Nella primavera del 1944 a Ravenna, flagellata dalla Seconda guerra mondiale, soldati tedeschi delle SS trafugano le ossa di Dante Alighieri per portarle in Germania. Hitler aveva ordinato all'architetto Albert Speer di costruire un mausoleo per ospitare le spoglie di alcuni grandi scrittori. Oltre a Dante, Cervantes, Zola, Molière, Victor Hugo, Tolstoj e, possibilmente, anche Shakespeare. Il progetto che non verrà mai realizzato per la fine della guerra è delirante, ma fa parte delle paranoie del Führer. L'«operazione Dante», però, viene a conoscenza dell'Oss (Office of Strategic Services) in sostanza il sevizio di spionaggio americano durante la guerra che informa l'Ori (Organizzazione per la Resistenza Italiana), creata a Napoli da Raimondo Craveri (giovane avvocato piemontese, genero di Benedetto Croce) assieme ad altri antifascisti. Croce avvisa Manara Valgimigli, scrittore e grecista che vive a Padova, che, a sua volta, avverte monsignor Giovanni Mesini, studioso ravennate di Dante. Occorre sventare il tentativo tedesco. Con l'aiuto di un amico, il sacerdote sostituisce le ossa del poeta con quelle, anonime, prelevate da una tomba abbandonata, nel cimitero di Ravenna.

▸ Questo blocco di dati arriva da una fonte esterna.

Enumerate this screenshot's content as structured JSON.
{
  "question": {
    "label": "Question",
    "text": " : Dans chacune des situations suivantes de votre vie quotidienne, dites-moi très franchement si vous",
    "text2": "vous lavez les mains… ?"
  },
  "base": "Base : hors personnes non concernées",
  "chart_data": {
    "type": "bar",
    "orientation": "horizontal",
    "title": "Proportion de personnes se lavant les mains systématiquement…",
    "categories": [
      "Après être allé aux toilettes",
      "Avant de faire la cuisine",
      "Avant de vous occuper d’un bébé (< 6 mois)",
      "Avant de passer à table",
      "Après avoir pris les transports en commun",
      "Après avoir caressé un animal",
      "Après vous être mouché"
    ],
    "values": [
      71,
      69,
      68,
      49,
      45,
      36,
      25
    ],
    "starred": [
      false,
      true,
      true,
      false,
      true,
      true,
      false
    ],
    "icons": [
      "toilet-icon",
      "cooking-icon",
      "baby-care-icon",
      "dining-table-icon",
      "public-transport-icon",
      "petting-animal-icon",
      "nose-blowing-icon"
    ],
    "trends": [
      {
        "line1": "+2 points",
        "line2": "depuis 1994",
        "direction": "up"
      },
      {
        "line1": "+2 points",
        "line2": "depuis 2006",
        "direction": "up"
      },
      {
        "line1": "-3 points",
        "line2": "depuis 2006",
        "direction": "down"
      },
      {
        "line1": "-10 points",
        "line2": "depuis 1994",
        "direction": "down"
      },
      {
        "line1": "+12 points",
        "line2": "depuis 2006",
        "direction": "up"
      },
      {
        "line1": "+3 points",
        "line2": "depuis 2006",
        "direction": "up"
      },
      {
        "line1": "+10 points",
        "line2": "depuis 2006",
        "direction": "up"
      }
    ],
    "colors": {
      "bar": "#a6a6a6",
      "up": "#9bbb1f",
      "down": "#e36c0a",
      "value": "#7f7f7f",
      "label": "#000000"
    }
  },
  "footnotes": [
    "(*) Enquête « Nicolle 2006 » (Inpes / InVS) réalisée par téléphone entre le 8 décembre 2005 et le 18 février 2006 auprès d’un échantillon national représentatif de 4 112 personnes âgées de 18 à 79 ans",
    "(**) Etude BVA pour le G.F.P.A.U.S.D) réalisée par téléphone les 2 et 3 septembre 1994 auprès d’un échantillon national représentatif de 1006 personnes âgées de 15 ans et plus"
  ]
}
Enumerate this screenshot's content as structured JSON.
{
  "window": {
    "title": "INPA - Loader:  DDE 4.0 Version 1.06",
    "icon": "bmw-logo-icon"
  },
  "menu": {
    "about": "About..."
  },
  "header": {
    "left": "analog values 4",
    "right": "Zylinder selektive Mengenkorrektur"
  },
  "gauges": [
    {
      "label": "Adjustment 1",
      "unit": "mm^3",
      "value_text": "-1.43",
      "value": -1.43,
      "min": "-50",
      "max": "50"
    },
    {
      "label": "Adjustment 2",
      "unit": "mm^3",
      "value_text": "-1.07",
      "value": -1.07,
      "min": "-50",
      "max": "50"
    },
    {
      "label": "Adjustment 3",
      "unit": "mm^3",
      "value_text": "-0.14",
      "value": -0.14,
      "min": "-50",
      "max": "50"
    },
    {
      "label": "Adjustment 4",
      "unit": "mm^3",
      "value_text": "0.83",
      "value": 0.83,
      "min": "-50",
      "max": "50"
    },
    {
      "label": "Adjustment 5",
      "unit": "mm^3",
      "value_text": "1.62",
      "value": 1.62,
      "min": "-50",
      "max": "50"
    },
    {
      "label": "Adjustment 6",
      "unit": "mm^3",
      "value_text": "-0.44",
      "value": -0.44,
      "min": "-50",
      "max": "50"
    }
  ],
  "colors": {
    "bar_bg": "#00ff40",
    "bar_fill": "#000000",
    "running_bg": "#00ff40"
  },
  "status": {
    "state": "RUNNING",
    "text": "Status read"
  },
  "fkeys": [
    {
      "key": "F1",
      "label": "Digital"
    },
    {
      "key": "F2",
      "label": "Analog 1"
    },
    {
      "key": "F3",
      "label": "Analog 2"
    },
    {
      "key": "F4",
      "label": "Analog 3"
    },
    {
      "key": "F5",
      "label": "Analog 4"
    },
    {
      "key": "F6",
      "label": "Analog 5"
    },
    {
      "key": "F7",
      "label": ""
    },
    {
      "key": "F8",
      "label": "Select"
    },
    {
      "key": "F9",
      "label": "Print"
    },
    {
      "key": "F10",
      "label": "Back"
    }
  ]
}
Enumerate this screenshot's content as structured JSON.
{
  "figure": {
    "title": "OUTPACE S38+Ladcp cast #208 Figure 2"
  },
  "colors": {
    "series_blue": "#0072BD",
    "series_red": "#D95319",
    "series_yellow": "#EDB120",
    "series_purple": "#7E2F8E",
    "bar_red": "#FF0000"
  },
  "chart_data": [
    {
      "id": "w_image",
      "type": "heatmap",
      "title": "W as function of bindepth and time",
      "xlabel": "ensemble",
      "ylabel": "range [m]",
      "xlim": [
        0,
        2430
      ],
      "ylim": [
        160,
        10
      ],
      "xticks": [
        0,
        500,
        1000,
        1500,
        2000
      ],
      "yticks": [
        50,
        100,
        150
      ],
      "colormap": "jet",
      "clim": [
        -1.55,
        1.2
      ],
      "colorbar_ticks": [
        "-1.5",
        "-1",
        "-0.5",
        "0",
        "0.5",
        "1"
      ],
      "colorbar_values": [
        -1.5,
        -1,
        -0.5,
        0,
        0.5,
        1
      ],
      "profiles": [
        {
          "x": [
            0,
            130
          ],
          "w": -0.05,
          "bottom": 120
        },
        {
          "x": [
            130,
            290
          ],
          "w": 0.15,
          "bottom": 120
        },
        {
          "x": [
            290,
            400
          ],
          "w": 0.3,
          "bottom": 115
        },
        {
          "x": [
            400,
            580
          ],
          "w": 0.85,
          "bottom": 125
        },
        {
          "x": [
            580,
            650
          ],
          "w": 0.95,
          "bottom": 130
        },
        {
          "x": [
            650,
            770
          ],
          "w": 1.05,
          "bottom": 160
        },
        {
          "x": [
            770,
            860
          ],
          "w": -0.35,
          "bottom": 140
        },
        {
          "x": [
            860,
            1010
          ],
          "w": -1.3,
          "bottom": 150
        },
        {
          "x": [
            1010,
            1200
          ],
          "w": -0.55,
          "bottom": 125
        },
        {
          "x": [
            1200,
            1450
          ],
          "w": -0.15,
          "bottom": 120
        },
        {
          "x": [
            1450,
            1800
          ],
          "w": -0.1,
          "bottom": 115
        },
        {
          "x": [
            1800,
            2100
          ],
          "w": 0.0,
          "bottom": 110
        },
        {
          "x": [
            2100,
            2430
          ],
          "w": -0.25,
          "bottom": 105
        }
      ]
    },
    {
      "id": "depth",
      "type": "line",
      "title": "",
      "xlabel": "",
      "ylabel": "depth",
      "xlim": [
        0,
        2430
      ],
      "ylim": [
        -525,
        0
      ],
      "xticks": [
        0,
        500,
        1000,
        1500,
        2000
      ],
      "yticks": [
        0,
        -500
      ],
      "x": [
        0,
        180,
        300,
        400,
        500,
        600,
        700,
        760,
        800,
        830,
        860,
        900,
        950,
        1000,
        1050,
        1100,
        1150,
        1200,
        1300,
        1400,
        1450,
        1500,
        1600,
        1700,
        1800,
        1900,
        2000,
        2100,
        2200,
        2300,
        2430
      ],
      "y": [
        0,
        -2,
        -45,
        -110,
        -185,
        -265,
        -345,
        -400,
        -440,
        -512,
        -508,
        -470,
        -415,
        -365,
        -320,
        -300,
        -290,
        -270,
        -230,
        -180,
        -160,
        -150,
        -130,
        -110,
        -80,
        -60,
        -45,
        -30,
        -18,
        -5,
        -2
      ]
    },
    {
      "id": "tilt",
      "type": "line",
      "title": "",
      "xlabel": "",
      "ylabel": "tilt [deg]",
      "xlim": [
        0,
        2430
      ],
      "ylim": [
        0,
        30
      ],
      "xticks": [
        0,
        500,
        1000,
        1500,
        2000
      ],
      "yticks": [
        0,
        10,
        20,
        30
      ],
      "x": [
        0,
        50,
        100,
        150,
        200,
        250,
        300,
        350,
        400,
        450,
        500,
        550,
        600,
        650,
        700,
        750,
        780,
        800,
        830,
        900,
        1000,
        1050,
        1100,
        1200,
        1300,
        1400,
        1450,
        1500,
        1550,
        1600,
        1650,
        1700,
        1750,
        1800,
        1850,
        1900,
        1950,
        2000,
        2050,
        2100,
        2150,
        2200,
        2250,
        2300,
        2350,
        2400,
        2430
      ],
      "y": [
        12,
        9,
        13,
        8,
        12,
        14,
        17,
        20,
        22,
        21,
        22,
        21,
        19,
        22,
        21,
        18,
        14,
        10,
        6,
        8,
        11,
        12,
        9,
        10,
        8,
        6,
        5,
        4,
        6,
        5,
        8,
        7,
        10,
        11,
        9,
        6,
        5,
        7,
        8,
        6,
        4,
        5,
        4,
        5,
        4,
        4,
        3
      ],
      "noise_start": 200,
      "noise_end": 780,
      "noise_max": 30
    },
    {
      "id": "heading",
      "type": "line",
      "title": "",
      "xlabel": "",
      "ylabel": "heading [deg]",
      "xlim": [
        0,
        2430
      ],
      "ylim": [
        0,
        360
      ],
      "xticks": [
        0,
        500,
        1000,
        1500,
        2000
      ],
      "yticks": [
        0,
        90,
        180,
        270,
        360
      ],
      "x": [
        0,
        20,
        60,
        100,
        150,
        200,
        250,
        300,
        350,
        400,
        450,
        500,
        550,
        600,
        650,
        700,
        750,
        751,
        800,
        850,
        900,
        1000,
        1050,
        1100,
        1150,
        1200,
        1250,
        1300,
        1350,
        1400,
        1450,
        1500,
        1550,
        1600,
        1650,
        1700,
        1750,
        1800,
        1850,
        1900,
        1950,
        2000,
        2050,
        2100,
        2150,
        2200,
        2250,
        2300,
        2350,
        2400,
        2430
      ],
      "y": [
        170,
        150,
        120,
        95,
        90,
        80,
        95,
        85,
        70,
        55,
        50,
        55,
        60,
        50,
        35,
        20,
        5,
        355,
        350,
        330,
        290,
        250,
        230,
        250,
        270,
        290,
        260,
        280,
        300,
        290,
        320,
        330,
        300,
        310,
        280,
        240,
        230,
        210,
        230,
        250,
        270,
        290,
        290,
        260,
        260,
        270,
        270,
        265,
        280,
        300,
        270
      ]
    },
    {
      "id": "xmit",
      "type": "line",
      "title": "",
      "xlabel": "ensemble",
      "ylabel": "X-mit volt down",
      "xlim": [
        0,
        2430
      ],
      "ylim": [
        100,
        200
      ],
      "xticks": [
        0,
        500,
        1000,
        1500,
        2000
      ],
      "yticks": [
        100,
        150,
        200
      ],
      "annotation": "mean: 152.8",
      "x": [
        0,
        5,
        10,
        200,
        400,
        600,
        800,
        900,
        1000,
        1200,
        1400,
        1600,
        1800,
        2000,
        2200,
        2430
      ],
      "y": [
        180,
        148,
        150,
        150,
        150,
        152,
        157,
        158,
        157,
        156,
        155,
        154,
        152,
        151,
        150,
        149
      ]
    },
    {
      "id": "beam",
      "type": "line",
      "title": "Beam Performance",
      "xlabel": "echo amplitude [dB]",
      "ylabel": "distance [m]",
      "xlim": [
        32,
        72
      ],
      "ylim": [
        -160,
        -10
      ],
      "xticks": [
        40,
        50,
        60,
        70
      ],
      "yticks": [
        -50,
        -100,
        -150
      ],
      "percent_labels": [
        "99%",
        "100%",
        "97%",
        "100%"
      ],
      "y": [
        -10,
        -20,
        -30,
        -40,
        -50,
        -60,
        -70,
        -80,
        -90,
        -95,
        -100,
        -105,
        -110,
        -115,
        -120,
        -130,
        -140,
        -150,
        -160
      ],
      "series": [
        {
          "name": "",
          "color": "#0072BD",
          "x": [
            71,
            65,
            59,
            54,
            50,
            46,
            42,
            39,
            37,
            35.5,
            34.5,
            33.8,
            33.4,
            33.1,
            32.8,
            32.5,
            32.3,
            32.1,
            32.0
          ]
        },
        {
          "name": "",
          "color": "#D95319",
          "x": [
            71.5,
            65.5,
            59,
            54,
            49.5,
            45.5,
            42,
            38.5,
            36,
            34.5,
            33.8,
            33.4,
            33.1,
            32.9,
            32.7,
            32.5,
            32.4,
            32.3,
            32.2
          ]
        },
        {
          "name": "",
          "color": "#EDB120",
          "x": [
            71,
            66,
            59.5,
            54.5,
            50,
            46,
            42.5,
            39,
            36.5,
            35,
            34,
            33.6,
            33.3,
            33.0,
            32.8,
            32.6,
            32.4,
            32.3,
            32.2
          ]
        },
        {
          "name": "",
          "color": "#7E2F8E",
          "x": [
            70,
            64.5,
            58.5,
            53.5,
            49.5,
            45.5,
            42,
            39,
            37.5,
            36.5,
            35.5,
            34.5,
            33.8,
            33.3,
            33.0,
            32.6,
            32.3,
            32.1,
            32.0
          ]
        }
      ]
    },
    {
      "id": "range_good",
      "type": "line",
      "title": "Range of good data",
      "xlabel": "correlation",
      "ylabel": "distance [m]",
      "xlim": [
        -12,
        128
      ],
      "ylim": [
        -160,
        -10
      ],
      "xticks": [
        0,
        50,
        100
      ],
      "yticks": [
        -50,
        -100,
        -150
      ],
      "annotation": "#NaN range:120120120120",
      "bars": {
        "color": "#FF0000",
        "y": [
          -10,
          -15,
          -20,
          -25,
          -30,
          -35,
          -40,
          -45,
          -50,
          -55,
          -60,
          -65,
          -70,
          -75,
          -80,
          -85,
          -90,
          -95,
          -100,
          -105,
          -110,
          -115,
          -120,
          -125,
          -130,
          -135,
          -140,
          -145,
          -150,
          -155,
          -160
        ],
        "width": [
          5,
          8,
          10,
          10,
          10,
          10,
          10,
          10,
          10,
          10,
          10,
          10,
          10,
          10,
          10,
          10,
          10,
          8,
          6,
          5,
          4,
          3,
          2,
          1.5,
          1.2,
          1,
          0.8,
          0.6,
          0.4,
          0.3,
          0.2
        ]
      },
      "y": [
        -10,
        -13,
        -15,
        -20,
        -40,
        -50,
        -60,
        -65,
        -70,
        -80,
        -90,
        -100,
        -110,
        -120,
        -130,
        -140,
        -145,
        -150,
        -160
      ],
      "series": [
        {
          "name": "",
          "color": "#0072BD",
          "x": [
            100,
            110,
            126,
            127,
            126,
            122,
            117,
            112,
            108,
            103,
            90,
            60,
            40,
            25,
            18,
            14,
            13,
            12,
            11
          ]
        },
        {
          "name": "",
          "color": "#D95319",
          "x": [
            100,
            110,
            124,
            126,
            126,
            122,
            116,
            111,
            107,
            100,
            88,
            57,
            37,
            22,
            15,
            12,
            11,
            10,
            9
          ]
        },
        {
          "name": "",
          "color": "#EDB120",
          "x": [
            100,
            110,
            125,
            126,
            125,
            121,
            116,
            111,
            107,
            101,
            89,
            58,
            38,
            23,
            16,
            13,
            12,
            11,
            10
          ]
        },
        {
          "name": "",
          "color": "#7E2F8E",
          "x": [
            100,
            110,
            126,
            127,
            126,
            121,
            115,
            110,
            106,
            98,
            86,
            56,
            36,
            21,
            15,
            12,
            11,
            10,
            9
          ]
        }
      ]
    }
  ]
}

Quando i tedeschi se ne accorgeranno, sarà troppo tardi: la guerra è ormai alla fine.
Quale ufficiale tedesco deve occuparsi dell'«operazione Dante»? I tentativi di salvare il patrimonio monumentale di Ravenna dalla guerra coinvolgono direttamente il colonnello Alexander Langsdorff delle SS, che scrive «al competente posto militare di servizio con viva preghiera di risparmiare Ravenna per quanto possibile e per quanto lo permettano le esigenze militari». Personaggio di notevole spessore culturale (studi a Marburgo in germanistica e preistoria, archeologo di spedizioni in Medio Oriente) Langsdorff, nazista della prima ora, colonnello delle SS e per sei anni nello stato maggiore di Himmler, lavora presso l'Ahnenerbe (Società di ricerca dell'eredità ancestrale), interessata alle reliquie del passato. Dal febbraio 1944 al 30 aprile 1945, Langsdorff dirige il Kunstschutz per l'Italia, vale a dire la struttura per la protezione dell'arte (con sede a Verona), che trafuga anche capolavori rinascimentali.
Della vicenda fino ad oggi non si è saputo nulla, a parte qualche cenno contenuto in un libretto di monsignor Mesini, I monumenti ravennati e la guerra, uscito nel 1956 e passato sotto silenzio. Ho quindi deciso di raccontare la vicenda del '44, come testimone diretto, a contatto con alcuni protagonisti, fra cui mio fratello Giorgio e mio padre Bruno.